Hyperparameters
What number K do we use, which distance metric? How do we actually make choices on what these should be? These are what we call hyperparameters - choices about the algorithm that we set rather than learn. There’s no way to directly learn these from the data.So how do you set these hyperparameters in practice? They turn out to be very problem dependent.
- Try different values for hyperparameters for your set of data/problem, and figure out which one works best. (TERRIBLE IDEA)
- What does it mean to try different hyperparameters and see what works best?
- Choosing hyperparameters that work best on data
- If k=1, accuracy = 100%. Generalizes horribly to new data
- What does it mean to try different hyperparameters and see what works best?
- Split data into train/test (BAD IDEA)
- Test - estimate of how method will do on unseen data
- Training - training diff algorithms with different hyperparameters.
- Split data into train/validation/test (Better!)
- Training - training diff algorithms with different hyperparameters.
- Validation - validate the different algorithm’s performance and tune hyperparameters for greatest accuracy.

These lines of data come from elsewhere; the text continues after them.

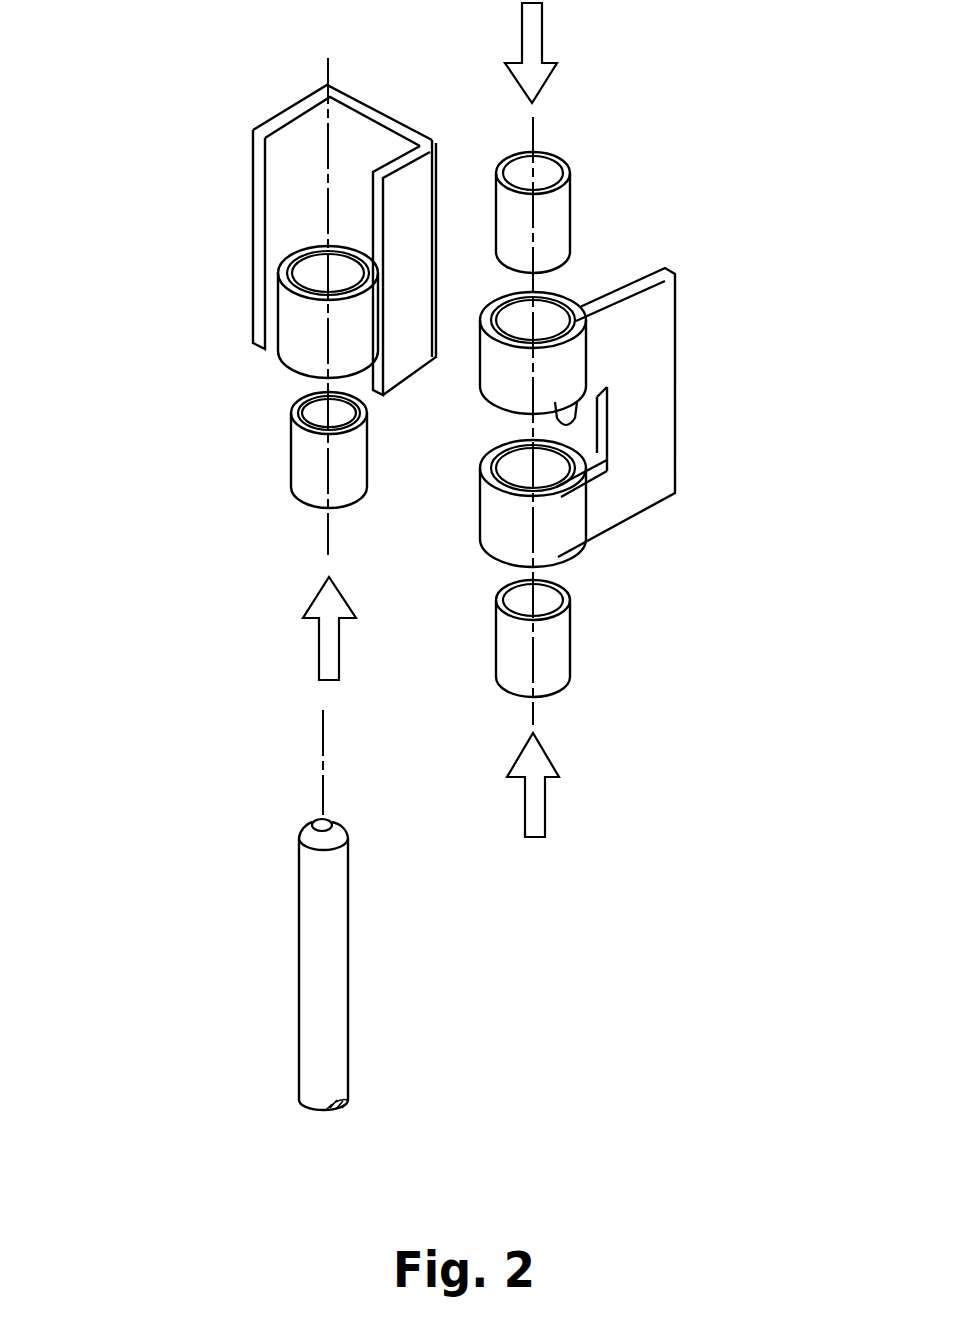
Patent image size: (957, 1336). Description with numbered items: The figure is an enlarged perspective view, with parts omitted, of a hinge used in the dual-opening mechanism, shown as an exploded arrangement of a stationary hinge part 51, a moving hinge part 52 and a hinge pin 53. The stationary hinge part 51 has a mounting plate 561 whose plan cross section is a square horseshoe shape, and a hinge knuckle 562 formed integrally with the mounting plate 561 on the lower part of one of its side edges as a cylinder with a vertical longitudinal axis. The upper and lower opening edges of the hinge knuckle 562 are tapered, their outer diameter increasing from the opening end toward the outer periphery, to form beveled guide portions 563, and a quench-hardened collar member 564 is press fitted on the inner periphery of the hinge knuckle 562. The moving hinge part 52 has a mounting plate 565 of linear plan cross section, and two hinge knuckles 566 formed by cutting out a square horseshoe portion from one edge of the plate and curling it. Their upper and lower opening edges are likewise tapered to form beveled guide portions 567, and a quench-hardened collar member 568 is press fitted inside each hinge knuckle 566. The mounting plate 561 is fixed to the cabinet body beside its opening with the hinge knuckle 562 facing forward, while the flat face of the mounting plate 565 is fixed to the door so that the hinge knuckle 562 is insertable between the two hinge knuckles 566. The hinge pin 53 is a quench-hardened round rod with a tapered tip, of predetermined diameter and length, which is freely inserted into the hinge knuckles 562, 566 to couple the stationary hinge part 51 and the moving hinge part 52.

The stationary hinge part 51 is at (222, 176).
The moving hinge part 52 is at (645, 552).
The hinge pin 53 is at (380, 937).
The mounting plate 561 is at (387, 112).
The hinge knuckle 562 is at (293, 353).
The beveled guide portion 563 is at (280, 282).
The collar member 564 is at (305, 483).
The mounting plate 565 is at (650, 383).
The hinge knuckle 566 is at (495, 525).
The beveled guide portion 567 is at (567, 293).
The collar member 568 is at (558, 213).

- Test - test at the very last second to ensure good performance on “unseen data” The classifier with the set of hyperparameters that performs best is used, and performance on this set is the ultimate number that gets reported.
- “Evaluate on the test set only a single time, at the very end.”
- Cross-Validation (Specific)
- Used more commonly for small datasets - not so much in deep learning.
- Split data into folds, try each fold as validation & average the results
- Cycle through choosing which fold will be the validation set.
- Train hyperparameters on folds 1-4, Validate on fold 5. Test
- Train hyperparameters on folds 1-3, Validate on fold 4, train again on fold 5. Test
- Train hyperparameters on folds 1-2, Validate on fold 3, train again on folds 4-5. - Test → so forth
If the test set/new data isn’t drawn from the same probability distribution, the classifier may not be representative of data out in the wild. Thus the underlying assumption is that all your data is independently and identically distributed.